E d’altronde negli USA ci sono fondamentalmente due generi di vignette/strip politiche: la tradizionale vignetta, chiamata editorial cartoon, che appare nei giornali principali, e le strip corte o lunghe (tipo fumetto, come dicevo nella lezione scorsa) che osano un po’ di più e che si trovano sui settimanali gratuiti nelle città, e online ovviamente. In pratica in America la nostra “vignetta/strip satirica” viene associata al “giornalismo”… come può e come, spesso, dovrebbe essere (e come dicevo la volta scorsa in relazione alla mostra su Galantara). Qui da noi il fenomeno è molto limitato e per tradizione negativa, e per la non tendenza al rischio dei nostri editori di quotidiani e riviste, e per la nostra tendenza di Italiani a considerare di nessun valore “serio” un articolo fatto di immagini e parole: un linguaggio chiaramente ostico agli italiani, da sempre.
Io, che ho da ragazzo la mentalità da giornalista, da colui che vuole informare, chiarire ciò che vede e su cui riflette giornalmente, quando faccio una vignetta preferisco quelle di tipo etico-sociale (che possono toccare anche la religione e la politica, ovvio), e mi pongo quindi possibilmente come un cartoonist americano che fa, appunto, “editorial cartoon”.
Certo, qualche volta mi rilasso anch’io (come vedete in alcune vignette che inserisco in queste lezioncine, quando devo fare la vignetta mentre sono impelagato in mille altre cose toste: e allora scelgo il gioco di parole, qualche metafora più immediata - non è sempre semplice, eh!), la prima battuta che mi viene in mente. Ma di solito cerco di fare sempre qualcosa che abbia almeno uno degli aspetti che possa essere definito “di qualità”.
Bene, ho detto anche troppo sull’argomento. Mi accorgo di aver scritto veramente tanto rispetto al solito. Spero di non avervi annoiato… poi magari quando esce il sole scriverò di meno ;-)

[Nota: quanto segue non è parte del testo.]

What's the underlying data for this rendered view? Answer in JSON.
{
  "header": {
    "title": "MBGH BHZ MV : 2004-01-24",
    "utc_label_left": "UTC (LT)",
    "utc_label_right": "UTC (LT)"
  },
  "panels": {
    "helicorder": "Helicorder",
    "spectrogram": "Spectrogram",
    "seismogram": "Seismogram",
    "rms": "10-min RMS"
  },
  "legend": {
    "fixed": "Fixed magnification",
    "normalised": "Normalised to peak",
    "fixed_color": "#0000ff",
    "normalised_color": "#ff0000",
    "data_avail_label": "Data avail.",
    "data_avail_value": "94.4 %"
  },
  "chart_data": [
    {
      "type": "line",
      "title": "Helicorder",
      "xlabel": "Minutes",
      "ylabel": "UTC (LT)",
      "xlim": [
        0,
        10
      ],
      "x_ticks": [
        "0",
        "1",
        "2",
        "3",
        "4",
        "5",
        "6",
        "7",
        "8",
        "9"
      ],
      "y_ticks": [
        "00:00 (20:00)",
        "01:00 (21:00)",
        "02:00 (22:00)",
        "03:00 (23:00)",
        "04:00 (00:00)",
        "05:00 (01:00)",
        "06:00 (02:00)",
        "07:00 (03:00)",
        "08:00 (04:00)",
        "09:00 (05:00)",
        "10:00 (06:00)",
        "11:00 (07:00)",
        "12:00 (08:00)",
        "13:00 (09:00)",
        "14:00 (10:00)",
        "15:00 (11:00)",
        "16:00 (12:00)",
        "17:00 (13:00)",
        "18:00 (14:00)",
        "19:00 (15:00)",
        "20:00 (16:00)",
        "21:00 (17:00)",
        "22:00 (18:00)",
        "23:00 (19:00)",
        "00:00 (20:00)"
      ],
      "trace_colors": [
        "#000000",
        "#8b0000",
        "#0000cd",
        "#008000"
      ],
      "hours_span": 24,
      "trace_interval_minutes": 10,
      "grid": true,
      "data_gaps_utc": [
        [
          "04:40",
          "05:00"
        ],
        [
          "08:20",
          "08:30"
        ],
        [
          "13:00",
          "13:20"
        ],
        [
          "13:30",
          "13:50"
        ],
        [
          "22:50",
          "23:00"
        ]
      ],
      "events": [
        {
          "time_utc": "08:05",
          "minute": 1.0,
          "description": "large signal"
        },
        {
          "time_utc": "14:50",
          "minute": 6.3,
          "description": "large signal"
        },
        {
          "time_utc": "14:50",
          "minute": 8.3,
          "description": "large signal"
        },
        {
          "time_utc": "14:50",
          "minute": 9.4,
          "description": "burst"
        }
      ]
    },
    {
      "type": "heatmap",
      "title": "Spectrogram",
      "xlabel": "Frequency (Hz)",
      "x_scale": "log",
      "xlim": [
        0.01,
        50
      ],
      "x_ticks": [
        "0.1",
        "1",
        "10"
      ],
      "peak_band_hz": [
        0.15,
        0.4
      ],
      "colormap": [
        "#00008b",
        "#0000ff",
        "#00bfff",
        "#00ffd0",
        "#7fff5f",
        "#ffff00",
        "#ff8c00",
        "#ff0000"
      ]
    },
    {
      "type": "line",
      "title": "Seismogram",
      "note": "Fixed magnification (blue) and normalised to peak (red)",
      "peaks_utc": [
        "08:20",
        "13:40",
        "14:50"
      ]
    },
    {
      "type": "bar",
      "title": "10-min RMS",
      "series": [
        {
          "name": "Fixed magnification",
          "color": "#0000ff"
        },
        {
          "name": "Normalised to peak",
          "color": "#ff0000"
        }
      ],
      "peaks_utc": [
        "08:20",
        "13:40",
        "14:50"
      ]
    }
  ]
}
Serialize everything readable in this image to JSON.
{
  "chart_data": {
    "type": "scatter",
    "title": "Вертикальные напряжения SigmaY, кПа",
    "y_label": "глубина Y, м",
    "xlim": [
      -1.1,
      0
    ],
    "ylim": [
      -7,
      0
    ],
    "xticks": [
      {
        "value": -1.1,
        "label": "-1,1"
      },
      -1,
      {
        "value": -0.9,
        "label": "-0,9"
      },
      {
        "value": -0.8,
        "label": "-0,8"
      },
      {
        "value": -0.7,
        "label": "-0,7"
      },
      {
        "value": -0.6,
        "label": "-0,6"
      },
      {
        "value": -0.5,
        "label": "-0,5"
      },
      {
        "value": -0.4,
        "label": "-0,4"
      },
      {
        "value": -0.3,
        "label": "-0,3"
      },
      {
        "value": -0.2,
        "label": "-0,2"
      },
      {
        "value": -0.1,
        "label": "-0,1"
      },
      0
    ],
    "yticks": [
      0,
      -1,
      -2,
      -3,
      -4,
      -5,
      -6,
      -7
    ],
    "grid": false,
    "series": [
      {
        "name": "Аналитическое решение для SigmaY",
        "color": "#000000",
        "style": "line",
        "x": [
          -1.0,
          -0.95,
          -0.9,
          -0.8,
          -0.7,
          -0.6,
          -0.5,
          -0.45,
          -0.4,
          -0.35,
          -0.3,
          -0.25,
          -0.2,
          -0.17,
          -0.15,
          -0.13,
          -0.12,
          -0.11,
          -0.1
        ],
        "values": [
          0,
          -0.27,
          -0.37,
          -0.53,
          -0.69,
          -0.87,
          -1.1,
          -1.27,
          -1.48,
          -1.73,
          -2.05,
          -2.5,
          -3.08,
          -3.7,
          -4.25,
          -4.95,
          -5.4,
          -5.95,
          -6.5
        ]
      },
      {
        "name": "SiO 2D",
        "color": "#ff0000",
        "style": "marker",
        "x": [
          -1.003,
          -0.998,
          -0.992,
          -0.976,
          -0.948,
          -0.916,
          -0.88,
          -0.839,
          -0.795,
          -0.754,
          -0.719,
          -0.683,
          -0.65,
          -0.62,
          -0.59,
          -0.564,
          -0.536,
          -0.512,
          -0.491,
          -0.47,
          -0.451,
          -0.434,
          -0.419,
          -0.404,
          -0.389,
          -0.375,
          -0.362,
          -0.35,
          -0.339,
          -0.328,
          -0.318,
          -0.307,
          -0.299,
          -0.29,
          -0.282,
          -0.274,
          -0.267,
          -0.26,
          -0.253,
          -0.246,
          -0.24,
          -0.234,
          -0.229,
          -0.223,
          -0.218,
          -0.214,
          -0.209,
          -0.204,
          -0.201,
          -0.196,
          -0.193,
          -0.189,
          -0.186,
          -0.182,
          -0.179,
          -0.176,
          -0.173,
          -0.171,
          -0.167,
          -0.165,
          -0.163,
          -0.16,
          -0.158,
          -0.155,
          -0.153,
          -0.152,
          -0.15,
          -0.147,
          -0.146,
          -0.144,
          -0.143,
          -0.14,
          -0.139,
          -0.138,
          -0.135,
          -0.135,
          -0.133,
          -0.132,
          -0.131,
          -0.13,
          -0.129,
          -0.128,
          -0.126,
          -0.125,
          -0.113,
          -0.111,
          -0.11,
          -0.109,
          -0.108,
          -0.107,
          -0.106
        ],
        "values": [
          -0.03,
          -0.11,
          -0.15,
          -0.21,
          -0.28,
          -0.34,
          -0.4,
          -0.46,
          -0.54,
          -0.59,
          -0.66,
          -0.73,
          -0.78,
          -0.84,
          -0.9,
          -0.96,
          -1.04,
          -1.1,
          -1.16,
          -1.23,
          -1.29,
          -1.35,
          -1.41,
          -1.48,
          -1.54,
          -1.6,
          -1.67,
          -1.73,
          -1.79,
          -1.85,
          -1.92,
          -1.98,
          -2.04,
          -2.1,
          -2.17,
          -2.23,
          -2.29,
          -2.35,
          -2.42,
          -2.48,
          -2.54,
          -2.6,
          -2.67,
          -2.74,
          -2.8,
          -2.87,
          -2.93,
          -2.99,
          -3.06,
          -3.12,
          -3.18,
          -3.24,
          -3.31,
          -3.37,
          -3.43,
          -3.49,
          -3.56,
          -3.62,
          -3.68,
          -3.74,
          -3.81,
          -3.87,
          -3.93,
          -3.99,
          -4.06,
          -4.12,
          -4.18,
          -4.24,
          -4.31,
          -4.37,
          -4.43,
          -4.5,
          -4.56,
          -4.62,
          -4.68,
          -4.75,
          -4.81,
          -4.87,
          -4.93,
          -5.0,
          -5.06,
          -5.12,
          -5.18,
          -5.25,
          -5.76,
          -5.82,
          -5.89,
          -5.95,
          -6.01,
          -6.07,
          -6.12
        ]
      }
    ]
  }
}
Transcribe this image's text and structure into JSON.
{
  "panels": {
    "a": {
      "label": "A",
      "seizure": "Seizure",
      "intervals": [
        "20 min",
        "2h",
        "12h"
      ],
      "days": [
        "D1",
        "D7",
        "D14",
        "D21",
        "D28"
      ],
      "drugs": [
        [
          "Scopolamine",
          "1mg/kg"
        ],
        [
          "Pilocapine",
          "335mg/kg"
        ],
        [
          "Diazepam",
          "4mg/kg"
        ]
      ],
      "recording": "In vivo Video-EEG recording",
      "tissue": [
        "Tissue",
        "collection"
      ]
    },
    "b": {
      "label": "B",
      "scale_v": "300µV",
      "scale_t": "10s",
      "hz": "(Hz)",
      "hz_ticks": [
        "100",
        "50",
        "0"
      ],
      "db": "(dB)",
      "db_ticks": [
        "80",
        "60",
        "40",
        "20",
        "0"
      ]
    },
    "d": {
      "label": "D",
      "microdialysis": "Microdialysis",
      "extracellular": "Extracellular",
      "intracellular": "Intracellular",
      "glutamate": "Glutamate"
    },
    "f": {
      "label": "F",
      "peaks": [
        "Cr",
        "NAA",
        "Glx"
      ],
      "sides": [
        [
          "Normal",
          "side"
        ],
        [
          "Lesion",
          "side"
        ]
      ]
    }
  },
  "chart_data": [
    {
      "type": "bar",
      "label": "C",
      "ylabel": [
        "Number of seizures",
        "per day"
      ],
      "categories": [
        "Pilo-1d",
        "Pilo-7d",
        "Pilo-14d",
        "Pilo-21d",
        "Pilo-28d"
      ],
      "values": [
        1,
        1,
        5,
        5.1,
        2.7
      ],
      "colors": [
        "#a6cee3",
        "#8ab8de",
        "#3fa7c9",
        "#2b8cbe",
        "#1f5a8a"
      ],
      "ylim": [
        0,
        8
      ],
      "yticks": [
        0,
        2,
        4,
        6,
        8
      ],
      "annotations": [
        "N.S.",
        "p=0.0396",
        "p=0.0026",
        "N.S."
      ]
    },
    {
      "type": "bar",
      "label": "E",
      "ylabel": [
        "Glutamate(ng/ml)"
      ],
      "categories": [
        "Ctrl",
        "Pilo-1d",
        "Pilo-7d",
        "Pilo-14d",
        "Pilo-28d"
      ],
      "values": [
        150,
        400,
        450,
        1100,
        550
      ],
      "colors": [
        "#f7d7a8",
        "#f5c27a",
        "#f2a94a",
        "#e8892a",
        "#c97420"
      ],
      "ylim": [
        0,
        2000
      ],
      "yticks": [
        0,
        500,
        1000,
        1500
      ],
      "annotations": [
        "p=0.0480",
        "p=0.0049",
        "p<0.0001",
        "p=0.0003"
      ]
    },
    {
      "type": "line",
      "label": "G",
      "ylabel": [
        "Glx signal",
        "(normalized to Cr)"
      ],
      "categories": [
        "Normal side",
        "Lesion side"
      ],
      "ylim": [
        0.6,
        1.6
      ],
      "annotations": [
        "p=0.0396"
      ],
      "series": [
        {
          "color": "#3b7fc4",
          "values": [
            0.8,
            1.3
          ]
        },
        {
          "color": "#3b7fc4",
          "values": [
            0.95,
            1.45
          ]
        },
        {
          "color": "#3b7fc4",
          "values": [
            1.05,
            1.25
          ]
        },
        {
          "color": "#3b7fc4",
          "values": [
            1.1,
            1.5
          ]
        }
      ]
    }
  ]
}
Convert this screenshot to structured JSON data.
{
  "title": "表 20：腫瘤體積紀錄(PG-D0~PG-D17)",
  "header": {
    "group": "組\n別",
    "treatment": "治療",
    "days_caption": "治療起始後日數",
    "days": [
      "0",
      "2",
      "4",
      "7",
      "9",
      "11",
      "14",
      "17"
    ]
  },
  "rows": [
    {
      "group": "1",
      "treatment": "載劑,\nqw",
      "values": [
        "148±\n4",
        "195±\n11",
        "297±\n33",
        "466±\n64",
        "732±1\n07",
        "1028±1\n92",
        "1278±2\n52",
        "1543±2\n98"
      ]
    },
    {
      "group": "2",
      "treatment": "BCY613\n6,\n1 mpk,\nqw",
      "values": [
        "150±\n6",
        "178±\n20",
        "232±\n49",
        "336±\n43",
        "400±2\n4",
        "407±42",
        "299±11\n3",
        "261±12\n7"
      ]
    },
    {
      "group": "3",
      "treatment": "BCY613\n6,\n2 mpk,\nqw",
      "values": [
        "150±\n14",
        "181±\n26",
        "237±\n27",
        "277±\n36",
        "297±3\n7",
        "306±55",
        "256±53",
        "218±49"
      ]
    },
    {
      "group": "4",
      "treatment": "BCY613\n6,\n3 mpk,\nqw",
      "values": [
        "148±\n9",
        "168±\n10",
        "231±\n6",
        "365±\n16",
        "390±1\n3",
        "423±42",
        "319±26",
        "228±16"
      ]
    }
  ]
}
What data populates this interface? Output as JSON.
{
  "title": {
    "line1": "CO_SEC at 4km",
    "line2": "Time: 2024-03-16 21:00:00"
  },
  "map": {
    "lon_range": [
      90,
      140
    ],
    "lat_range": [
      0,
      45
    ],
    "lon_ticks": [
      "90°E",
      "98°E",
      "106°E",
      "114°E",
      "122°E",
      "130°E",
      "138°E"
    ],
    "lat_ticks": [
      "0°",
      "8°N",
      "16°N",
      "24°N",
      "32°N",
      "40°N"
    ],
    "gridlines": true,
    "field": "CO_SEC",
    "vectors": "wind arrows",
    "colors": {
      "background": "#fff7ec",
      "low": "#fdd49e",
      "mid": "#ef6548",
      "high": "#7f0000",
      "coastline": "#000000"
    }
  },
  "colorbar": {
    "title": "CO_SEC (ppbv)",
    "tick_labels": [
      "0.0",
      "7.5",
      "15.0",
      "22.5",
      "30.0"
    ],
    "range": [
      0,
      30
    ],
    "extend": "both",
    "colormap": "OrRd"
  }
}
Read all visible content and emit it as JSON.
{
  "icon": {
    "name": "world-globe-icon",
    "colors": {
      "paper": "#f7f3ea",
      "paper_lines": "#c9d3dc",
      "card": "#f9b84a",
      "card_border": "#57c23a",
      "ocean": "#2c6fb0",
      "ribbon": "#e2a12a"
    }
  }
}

Vi lascio questo “cardinale” di Gian Lorenzo Bernini… siamo nel seicento.
Esercizio
Non vi ho dato esercizi… esercizio è stato già seguirmi fino in fondo. Grazie.
Ma un esercizio si potrebbe pure fare: cercate quello che ho detto fra le vignette/strip che vi capitano a tiro, classificatele secondo la mia scaletta iniziale e cercate di vedere se la vignetta politico/religiosa ha un impegno serio o no.